I tried a restore (duplicati function) from NAS directory to local backup directory
But duplicati only shows me backups up to November 2022.
What I think is that the current instance of duplicate thinks that the backups made between November 2022 and June 2023 were not created by it and for safety it rejects them…
Duplicati manages a local database that is keeping track of what is on the backend (your NAS). When you restored your computer from an image, you got back an old version of the database. This database can’t know what was backuped after the image date. As @ts678 said:
You can get the old job database from the Duplicati user interface (select job then Advanced / database / Location)
If you have the LinuxServer produced Docker (not the Duplicati produced Docker), we can help less, however at least we know what you have. For example, you have a backups folder. What of config? Look through the page and see if you can figure out where yours is. Your database is in there, if you
have something like the LinuxServer layout. If not, your database must be somewhere on the server. Brute-force way to look for it is to search for the name you see on the Duplicati GUI database screen knowing that Duplicati is inside a container and doesn’t know where the Docker put the data on host.
Too vague with no description of errors, but this is one way to destroy a backup. I see sign you didn’t:
Again no description, but if it complained about extra files, you somehow managed to not delete them.
The hazard is that it considers them extra files because you have wiped out its memory by installing an older version of its database. If you run a Repair to fix the problem, it fixes it by deleting the newer files. Fortunately I assume you still have an intact copy on the NAS, otherwise this would be permanent loss.
I found the database: /opt/duplicati/config/Duplicati-server.sqlite.
The worst part is that I had transferred this file to my Synology NAS before restoring my disk with a ghost, but the NAS automatically deleted it during the transfer.
In my future saves I will save it separately for safety.
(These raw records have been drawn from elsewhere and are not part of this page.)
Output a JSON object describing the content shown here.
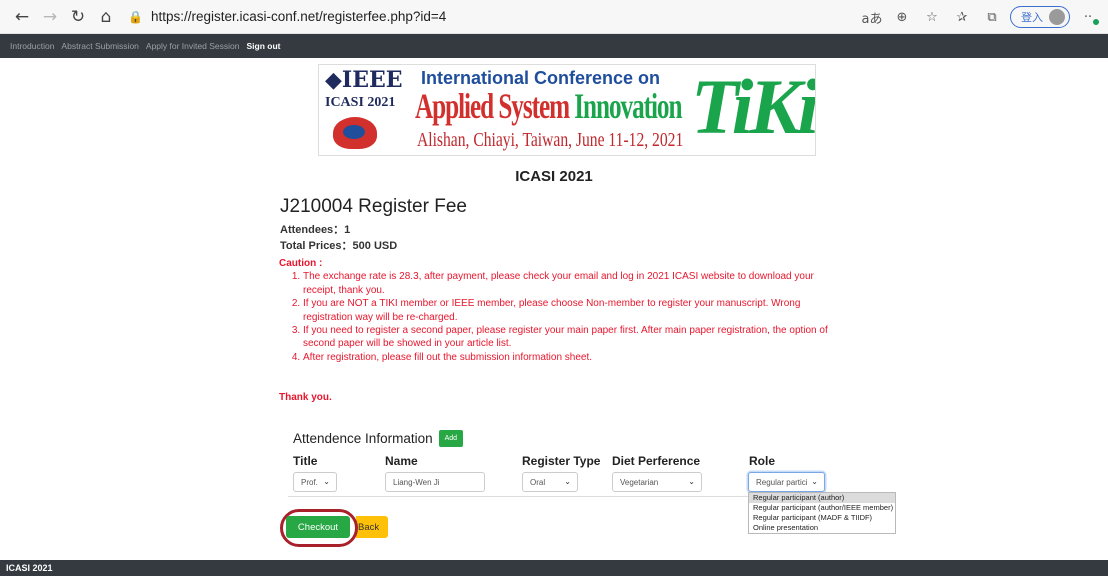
{
  "browser": {
    "url": "https://register.icasi-conf.net/registerfee.php?id=4",
    "profile_label": "登入",
    "icons": [
      "back-icon",
      "forward-icon",
      "refresh-icon",
      "home-icon",
      "lock-icon",
      "read-aloud-icon",
      "zoom-icon",
      "favorite-add-icon",
      "favorites-icon",
      "collections-icon",
      "more-icon"
    ]
  },
  "site_nav": {
    "items": [
      "Introduction",
      "Abstract Submission",
      "Apply for Invited Session",
      "Sign out"
    ]
  },
  "banner": {
    "org": "IEEE",
    "event_short": "ICASI 2021",
    "line1": "International Conference on",
    "line2_a": "Applied",
    "line2_b": "System",
    "line2_c": "Innovation",
    "line3": "Alishan, Chiayi, Taiwan, June 11-12, 2021",
    "partner_logo": "TiKi"
  },
  "page": {
    "conference_title": "ICASI 2021",
    "register_title": "J210004 Register Fee",
    "attendees": "Attendees：1",
    "total_prices": "Total Prices：500 USD"
  },
  "caution": {
    "heading": "Caution :",
    "items": [
      "The exchange rate is 28.3, after payment, please check your email and log in 2021 ICASI website to download your receipt, thank you.",
      "If you are NOT a TIKI member or IEEE member, please choose Non-member to register your manuscript. Wrong registration way will be re-charged.",
      "If you need to register a second paper, please register your main paper first. After main paper registration, the option of second paper will be showed in your article list.",
      "After registration, please fill out the submission information sheet."
    ],
    "thanks": "Thank you."
  },
  "attendance": {
    "heading": "Attendence Information",
    "add_label": "Add",
    "columns": {
      "title": "Title",
      "name": "Name",
      "register_type": "Register Type",
      "diet": "Diet Perference",
      "role": "Role"
    },
    "row": {
      "title": "Prof.",
      "name": "Liang-Wen Ji",
      "register_type": "Oral",
      "diet": "Vegetarian",
      "role": "Regular partici"
    },
    "role_options": [
      "Regular participant (author)",
      "Regular participant (author/IEEE member)",
      "Regular participant (MADF & TIIDF)",
      "Online presentation"
    ],
    "role_selected_index": 0
  },
  "actions": {
    "checkout": "Checkout",
    "back": "Back"
  },
  "footer": {
    "text": "ICASI 2021"
  },
  "colors": {
    "nav_bg": "#343a40",
    "caution_red": "#e8162d",
    "success_green": "#28a745",
    "warning_yellow": "#ffc107",
    "highlight_ring": "#a8202a"
  }
}
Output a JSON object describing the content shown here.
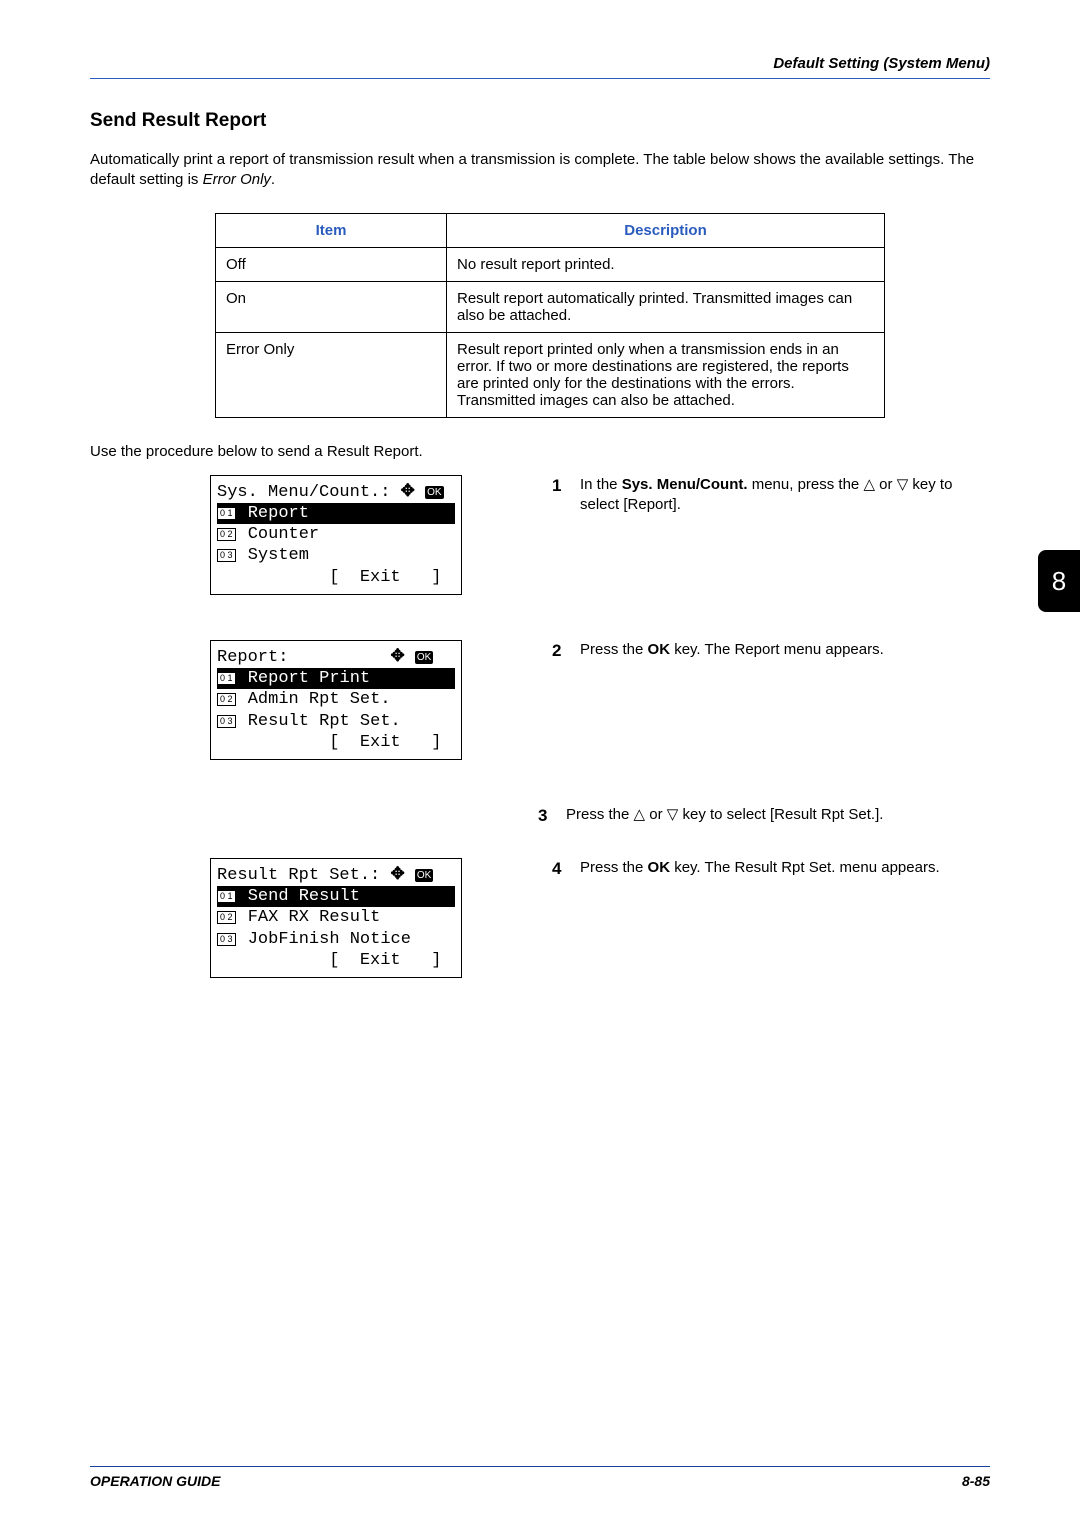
{
  "header": {
    "chapter_title": "Default Setting (System Menu)"
  },
  "section": {
    "title": "Send Result Report",
    "intro_pre": "Automatically print a report of transmission result when a transmission is complete. The table below shows the available settings. The default setting is ",
    "intro_em": "Error Only",
    "intro_post": "."
  },
  "table": {
    "head_item": "Item",
    "head_desc": "Description",
    "rows": [
      {
        "item": "Off",
        "desc": "No result report printed."
      },
      {
        "item": "On",
        "desc": "Result report automatically printed. Transmitted images can also be attached."
      },
      {
        "item": "Error Only",
        "desc": "Result report printed only when a transmission ends in an error. If two or more destinations are registered, the reports are printed only for the destinations with the errors. Transmitted images can also be attached."
      }
    ]
  },
  "procedure_intro": "Use the procedure below to send a Result Report.",
  "screens": {
    "s1": {
      "title": "Sys. Menu/Count.:",
      "items": [
        "Report",
        "Counter",
        "System"
      ],
      "exit": "[  Exit   ]"
    },
    "s2": {
      "title": "Report:",
      "items": [
        "Report Print",
        "Admin Rpt Set.",
        "Result Rpt Set."
      ],
      "exit": "[  Exit   ]"
    },
    "s3": {
      "title": "Result Rpt Set.:",
      "items": [
        "Send Result",
        "FAX RX Result",
        "JobFinish Notice"
      ],
      "exit": "[  Exit   ]"
    }
  },
  "steps": {
    "n1": "1",
    "t1_a": "In the ",
    "t1_b": "Sys. Menu/Count.",
    "t1_c": " menu, press the ",
    "t1_d": " or ",
    "t1_e": " key to select [Report].",
    "n2": "2",
    "t2_a": "Press the ",
    "t2_b": "OK",
    "t2_c": " key. The Report menu appears.",
    "n3": "3",
    "t3_a": "Press the ",
    "t3_b": " or ",
    "t3_c": " key to select [Result Rpt Set.].",
    "n4": "4",
    "t4_a": "Press the ",
    "t4_b": "OK",
    "t4_c": " key. The Result Rpt Set. menu appears."
  },
  "thumb_tab": "8",
  "footer": {
    "left": "OPERATION GUIDE",
    "right": "8-85"
  }
}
Most of my lost data was node-red data and I had backed up the flow.json. So I was able to recover 95% of my work
That’s the settings database which maybe is old but close enough. If it’s too outdated, delete and enter data manually, but some things have to match (e.g. encryption), so take good notes if you re-enter that.
Look next to it in /opt/duplicati/config for a job database. It will have random characters for its file name.
Whatever the random name is, it should match, however the path parts before the name will be different.
Having found the old database, do the delete (or rename) and use Repair on database screen to rebuild.
This was described twice before. Is there anything more that you need to actually perform the operation?
Saving the entire current config folder in addition to the backups folder would be better, but too late now. Possibly you were lucky you could save backups, as a different type of crash might have destroyed that. Generally backing up to a different system (maybe even remote) is best. Generally one can recreate the local job database (sometimes it has issues though). Protecting the job configuration can be done using Export To File and then save the exported configuration somewhere safe, in case job must be recreated.